Fight footage from Florida is always making news. In December, video of two guys tussling in a Broward County Wawa went viral because their pants kept falling down. The oddest fight, though, involved four men who got into a brawl in the parking lot of a Home Depot in Tampa in May. Instead of kicks and punches, they threw cans of paint on each other, as if they were demented Jackson Pollock fans.
The best Florida crimes, however, are the baffling ones. For instance, in September a mystery man swiped four vials of cat blood from a St. Augustine veterinary clinic. In October, a man wearing goggles and a suit made of garbage bags broke into a Pompano Beach business and set fire to a dozen garbage trucks, for no apparent reason. Back in April, Flagler County deputies arrested a Palm Coast woman who was putting porn inside plastic Easter eggs and leaving them in people’s mailboxes.
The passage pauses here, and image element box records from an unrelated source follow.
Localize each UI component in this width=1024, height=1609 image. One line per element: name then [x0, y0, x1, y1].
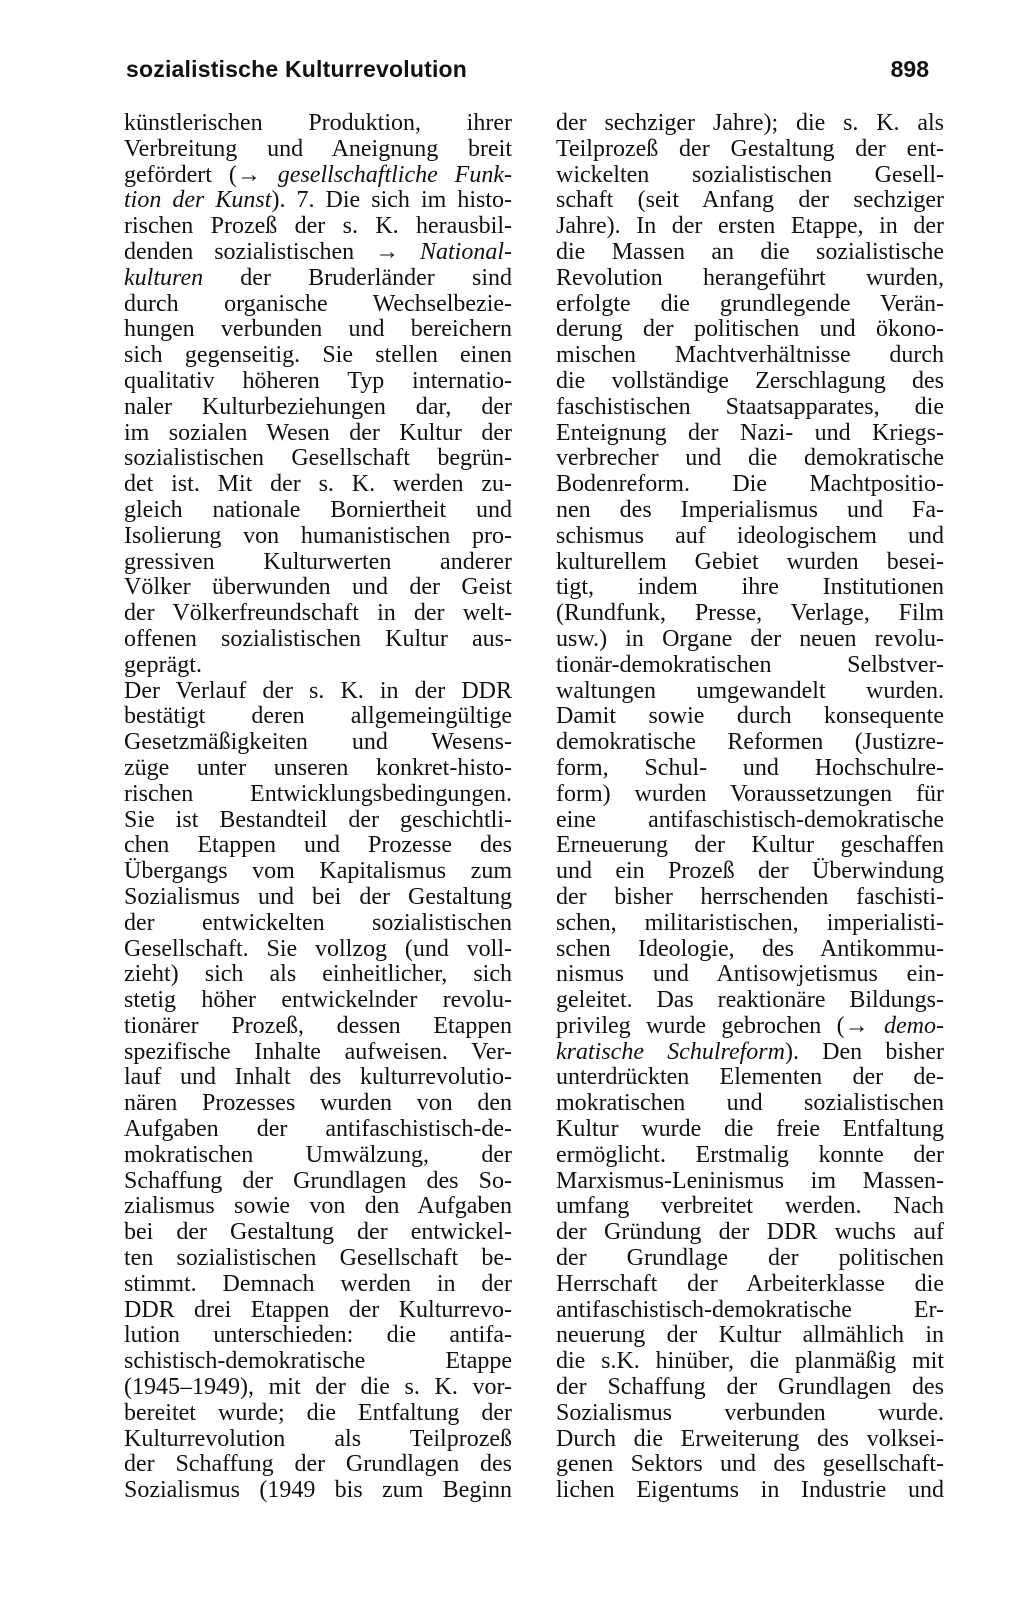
text-line [556, 421, 944, 447]
text-line [124, 188, 512, 214]
text-line [556, 756, 944, 782]
line-text: die vollständige Zerschlagung des [556, 367, 944, 394]
text-line [556, 730, 944, 756]
line-text: Isolierung von humanistischen pro- [124, 522, 512, 549]
text-line [556, 1040, 944, 1066]
line-text: derung der politischen und ökono- [556, 316, 944, 343]
text-line [124, 627, 512, 653]
text-line [124, 214, 512, 240]
line-text: erfolgte die grundlegende Verän- [556, 290, 944, 317]
text-line [556, 317, 944, 343]
cross-reference-link: kulturen [124, 264, 204, 291]
line-text: Kultur wurde die freie Entfaltung [556, 1116, 944, 1143]
line-text: bei der Gestaltung der entwickel- [124, 1219, 512, 1246]
line-text: sich gegenseitig. Sie stellen einen [124, 342, 512, 369]
text-line [556, 962, 944, 988]
cross-reference-link: kratische Schulreform [556, 1038, 785, 1065]
line-text: stimmt. Demnach werden in der [124, 1270, 512, 1297]
line-text: ermöglicht. Erstmalig konnte der [556, 1141, 944, 1168]
text-line [124, 421, 512, 447]
text-line [124, 1014, 512, 1040]
line-text: Teilprozeß der Gestaltung der ent- [556, 135, 944, 162]
text-line [556, 1246, 944, 1272]
text-line [124, 911, 512, 937]
line-text: ten sozialistischen Gesellschaft be- [124, 1245, 512, 1272]
text-line [124, 343, 512, 369]
text-line [124, 446, 512, 472]
text-line [124, 498, 512, 524]
text-line [556, 292, 944, 318]
page-number: 898 [890, 56, 929, 82]
line-text: (Rundfunk, Presse, Verlage, Film [556, 600, 944, 627]
line-text: det ist. Mit der s. K. werden zu- [124, 471, 512, 498]
text-line [556, 885, 944, 911]
line-text: eine antifaschistisch-demokratische [556, 806, 944, 833]
text-line [556, 833, 944, 859]
text-line [556, 1143, 944, 1169]
line-text: qualitativ höheren Typ internatio- [124, 367, 512, 394]
text-line [124, 240, 512, 266]
line-text: stetig höher entwickelnder revolu- [124, 987, 512, 1014]
line-text: umfang verbreitet werden. Nach [556, 1193, 944, 1220]
text-line [124, 1452, 512, 1478]
text-line [556, 498, 944, 524]
line-text: der Gründung der DDR wuchs auf [556, 1219, 944, 1246]
text-line [556, 808, 944, 834]
left-text-column [124, 111, 512, 1504]
text-line [124, 395, 512, 421]
line-text: geprägt. [124, 651, 202, 678]
line-text: privileg wurde gebrochen (→ [556, 1012, 885, 1039]
line-text: bereitet wurde; die Entfaltung der [124, 1399, 512, 1426]
text-line [556, 1220, 944, 1246]
line-text: hungen verbunden und bereichern [124, 316, 512, 343]
line-text: zialismus sowie von den Aufgaben [124, 1193, 512, 1220]
text-line [556, 1349, 944, 1375]
line-text: kulturellem Gebiet wurden besei- [556, 548, 944, 575]
line-text: künstlerischen Produktion, ihrer [124, 110, 512, 136]
line-text: Sozialismus (1949 bis zum Beginn [124, 1477, 512, 1504]
text-line [556, 188, 944, 214]
text-line [556, 653, 944, 679]
line-text: der Grundlage der politischen [556, 1245, 944, 1272]
text-line [124, 937, 512, 963]
text-line [124, 1323, 512, 1349]
text-line [556, 1117, 944, 1143]
right-text-column [556, 111, 944, 1504]
text-line [556, 575, 944, 601]
line-text: zieht) sich als einheitlicher, sich [124, 961, 512, 988]
text-line [124, 292, 512, 318]
line-text: Völker überwunden und der Geist [124, 574, 512, 601]
text-line [124, 1169, 512, 1195]
text-line [556, 137, 944, 163]
line-text: geleitet. Das reaktionäre Bildungs- [556, 987, 944, 1014]
line-text: ). Den bisher [784, 1038, 944, 1065]
text-line [556, 937, 944, 963]
line-text: schaft (seit Anfang der sechziger [556, 187, 944, 214]
text-line [124, 1065, 512, 1091]
text-line [124, 575, 512, 601]
text-line [124, 317, 512, 343]
line-text: Sozialismus und bei der Gestaltung [124, 883, 512, 910]
line-text: schen Ideologie, des Antikommu- [556, 935, 944, 962]
text-line [556, 1014, 944, 1040]
line-text: Enteignung der Nazi- und Kriegs- [556, 419, 944, 446]
text-line [556, 240, 944, 266]
line-text: wickelten sozialistischen Gesell- [556, 161, 944, 188]
text-line [124, 1040, 512, 1066]
text-line [556, 369, 944, 395]
line-text: nen des Imperialismus und Fa- [556, 496, 944, 523]
line-text: Gesellschaft. Sie vollzog (und voll- [124, 935, 512, 962]
text-line [124, 1272, 512, 1298]
line-text: tionärer Prozeß, dessen Etappen [124, 1012, 512, 1039]
line-text: waltungen umgewandelt wurden. [556, 677, 944, 704]
line-text: Kulturrevolution als Teilprozeß [124, 1425, 512, 1452]
text-line [124, 833, 512, 859]
line-text: Aufgaben der antifaschistisch-de- [124, 1116, 512, 1143]
text-line [556, 1478, 944, 1504]
line-text: rischen Entwicklungsbedingungen. [124, 780, 512, 807]
text-line [124, 369, 512, 395]
text-line [556, 524, 944, 550]
text-line [124, 1246, 512, 1272]
text-line [556, 704, 944, 730]
text-line [556, 1169, 944, 1195]
text-line [124, 756, 512, 782]
line-text: Schaffung der Grundlagen des So- [124, 1167, 512, 1194]
text-line [124, 1349, 512, 1375]
line-text: Revolution herangeführt wurden, [556, 264, 944, 291]
line-text: chen Etappen und Prozesse des [124, 832, 512, 859]
text-line [124, 1427, 512, 1453]
text-line [124, 550, 512, 576]
line-text: schen, militaristischen, imperialisti- [556, 909, 944, 936]
text-line [556, 627, 944, 653]
line-text: nären Prozesses wurden von den [124, 1090, 512, 1117]
cross-reference-link: tion der Kunst [124, 187, 272, 214]
text-line [124, 704, 512, 730]
line-text: tigt, indem ihre Institutionen [556, 574, 944, 601]
text-line [124, 808, 512, 834]
line-text: genen Sektors und des gesellschaft- [556, 1451, 944, 1478]
text-line [556, 163, 944, 189]
line-text: der sechziger Jahre); die s. K. als [556, 110, 944, 136]
text-line [124, 1298, 512, 1324]
text-line [124, 885, 512, 911]
text-line [124, 472, 512, 498]
text-line [556, 679, 944, 705]
line-text: unterdrückten Elementen der de- [556, 1064, 944, 1091]
text-line [556, 214, 944, 240]
text-line [124, 1194, 512, 1220]
line-text: Erneuerung der Kultur geschaffen [556, 832, 944, 859]
line-text: durch organische Wechselbezie- [124, 290, 512, 317]
text-line [124, 730, 512, 756]
line-text: Übergangs vom Kapitalismus zum [124, 858, 512, 885]
line-text: die Massen an die sozialistische [556, 238, 944, 265]
text-line [556, 782, 944, 808]
line-text: schistisch-demokratische Etappe [124, 1348, 512, 1375]
line-text: der entwickelten sozialistischen [124, 909, 512, 936]
line-text: Jahre). In der ersten Etappe, in der [556, 213, 944, 240]
line-text: lauf und Inhalt des kulturrevolutio- [124, 1064, 512, 1091]
line-text: usw.) in Organe der neuen revolu- [556, 625, 944, 652]
line-text: DDR drei Etappen der Kulturrevo- [124, 1296, 512, 1323]
line-text: Gesetzmäßigkeiten und Wesens- [124, 729, 512, 756]
line-text: gleich nationale Borniertheit und [124, 496, 512, 523]
text-line [556, 1323, 944, 1349]
line-text: offenen sozialistischen Kultur aus- [124, 625, 512, 652]
text-line [556, 343, 944, 369]
text-line [556, 266, 944, 292]
line-text: lichen Eigentums in Industrie und [556, 1477, 944, 1504]
line-text: lution unterschieden: die antifa- [124, 1322, 512, 1349]
cross-reference-link: demo- [884, 1012, 944, 1039]
text-line [124, 524, 512, 550]
text-line [124, 653, 512, 679]
text-line [556, 1375, 944, 1401]
text-line [556, 1065, 944, 1091]
line-text: schismus auf ideologischem und [556, 522, 944, 549]
line-text: der bisher herrschenden faschisti- [556, 883, 944, 910]
text-line [556, 1298, 944, 1324]
text-line [124, 137, 512, 163]
text-line [124, 1401, 512, 1427]
line-text: sozialistischen Gesellschaft begrün- [124, 445, 512, 472]
text-line [556, 988, 944, 1014]
line-text: nismus und Antisowjetismus ein- [556, 961, 944, 988]
line-text: gressiven Kulturwerten anderer [124, 548, 512, 575]
line-text: rischen Prozeß der s. K. herausbil- [124, 213, 512, 240]
line-text: der Völkerfreundschaft in der welt- [124, 600, 512, 627]
text-line [124, 1478, 512, 1504]
text-line [124, 111, 512, 137]
text-line [124, 988, 512, 1014]
text-line [556, 601, 944, 627]
line-text: form, Schul- und Hochschulre- [556, 754, 944, 781]
line-text: mischen Machtverhältnisse durch [556, 342, 944, 369]
line-text: (1945–1949), mit der die s. K. vor- [124, 1374, 512, 1401]
text-line [124, 1117, 512, 1143]
text-line [556, 1401, 944, 1427]
text-line [124, 163, 512, 189]
line-text: Bodenreform. Die Machtpositio- [556, 471, 944, 498]
line-text: Marxismus-Leninismus im Massen- [556, 1167, 944, 1194]
cross-reference-link: National- [419, 238, 512, 265]
text-line [556, 911, 944, 937]
line-text: der Schaffung der Grundlagen des [556, 1374, 944, 1401]
line-text: Verbreitung und Aneignung breit [124, 135, 512, 162]
line-text: und ein Prozeß der Überwindung [556, 858, 944, 885]
line-text: demokratische Reformen (Justizre- [556, 729, 944, 756]
text-line [556, 550, 944, 576]
line-text: tionär-demokratischen Selbstver- [556, 651, 944, 678]
text-line [124, 679, 512, 705]
text-line [124, 1143, 512, 1169]
line-text: Sozialismus verbunden wurde. [556, 1399, 944, 1426]
line-text: der Bruderländer sind [203, 264, 512, 291]
line-text: Der Verlauf der s. K. in der DDR [124, 677, 512, 704]
line-text: naler Kulturbeziehungen dar, der [124, 393, 512, 420]
line-text: Herrschaft der Arbeiterklasse die [556, 1270, 944, 1297]
line-text: im sozialen Wesen der Kultur der [124, 419, 512, 446]
running-head-title: sozialistische Kulturrevolution [126, 56, 468, 82]
text-line [124, 1220, 512, 1246]
text-line [556, 1091, 944, 1117]
text-line [556, 446, 944, 472]
text-line [124, 859, 512, 885]
line-text: ). 7. Die sich im histo- [271, 187, 513, 214]
text-line [124, 601, 512, 627]
line-text: der Schaffung der Grundlagen des [124, 1451, 512, 1478]
text-line [556, 1272, 944, 1298]
text-line [124, 266, 512, 292]
line-text: gefördert (→ [124, 161, 278, 188]
line-text: Sie ist Bestandteil der geschichtli- [124, 806, 512, 833]
cross-reference-link: gesellschaftliche Funk- [277, 161, 512, 188]
text-line [556, 1427, 944, 1453]
line-text: Durch die Erweiterung des volksei- [556, 1425, 944, 1452]
line-text: mokratischen und sozialistischen [556, 1090, 944, 1117]
line-text: spezifische Inhalte aufweisen. Ver- [124, 1038, 512, 1065]
text-line [556, 395, 944, 421]
line-text: neuerung der Kultur allmählich in [556, 1322, 944, 1349]
line-text: form) wurden Voraussetzungen für [556, 780, 944, 807]
line-text: die s.K. hinüber, die planmäßig mit [556, 1348, 944, 1375]
text-line [556, 1194, 944, 1220]
text-line [124, 1091, 512, 1117]
line-text: verbrecher und die demokratische [556, 445, 944, 472]
line-text: züge unter unseren konkret-histo- [124, 754, 512, 781]
line-text: faschistischen Staatsapparates, die [556, 393, 944, 420]
text-line [556, 111, 944, 137]
line-text: antifaschistisch-demokratische Er- [556, 1296, 944, 1323]
text-line [556, 1452, 944, 1478]
text-line [556, 472, 944, 498]
line-text: mokratischen Umwälzung, der [124, 1141, 512, 1168]
line-text: Damit sowie durch konsequente [556, 703, 944, 730]
text-line [124, 782, 512, 808]
text-line [556, 859, 944, 885]
line-text: denden sozialistischen → [124, 238, 420, 265]
line-text: bestätigt deren allgemeingültige [124, 703, 512, 730]
text-line [124, 962, 512, 988]
text-line [124, 1375, 512, 1401]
She told the cops she was “trying to educate people.” Did she think they were doing it wrong?
I can’t leave out the Palm Bay woman who, in September, tried to hire a hit man to kill her husband’s mistress, and claimed it was a birthday present for herself. Wouldn’t a nice pedicure have been more practical?
Then there was the owner of an Oldsmar barbecue joint who in October flipped out over a couple of devastating Yelp reviews for his place, beating up the author—who just happened to be his girlfriend’s son. One of the reviews did have a point, though, contending that the owner “should spend less time threatening customers and more time on learning to cook properly.”
Meanwhile, in August a Port St. Lucie man fired a gun at a car because he believed one of the women inside was a witch who had cursed him. When questioned, the other people in the car said the woman was, in fact, performing a Santeria ritual at the time, and added “that they disliked her for it.”
I’m still thinking about the Gainesville man who took a deputy’s police cruiser as well as the deputy’s credit card. When caught, he explained he was “on a spiritual journey.” I am not sure which religion offers nirvana for drivers of stolen cars—perhaps he was starting his own.
Speaking of cars, Florida road rage incidents continued to set a new standard for creativity. In September, an Orange County driver posted a dashcam video to social media that showed him repeatedly firing a gun through his own windshield while driving 100 mph He later admitted the video “doesn’t capture my smartest moments.”
The most telling story of all, though, may be the one about the 20-year-old man spotted in December driving around the Clearwater area with a fully loaded AR-15 sticking out of his car window. When the cops caught up with him at a laundromat, they asked why he was displaying a weapon that way. He explained that he had recently relocated from Alabama, and he carried the AR-15 because he “has seen crazy stuff since moving to Florida.”
Hey pal, join the club. And just wait until you see what 2021 has in store! That’s one spiritual journey you won’t want to miss, whether you’re in a hot cop car or a Lamborghini.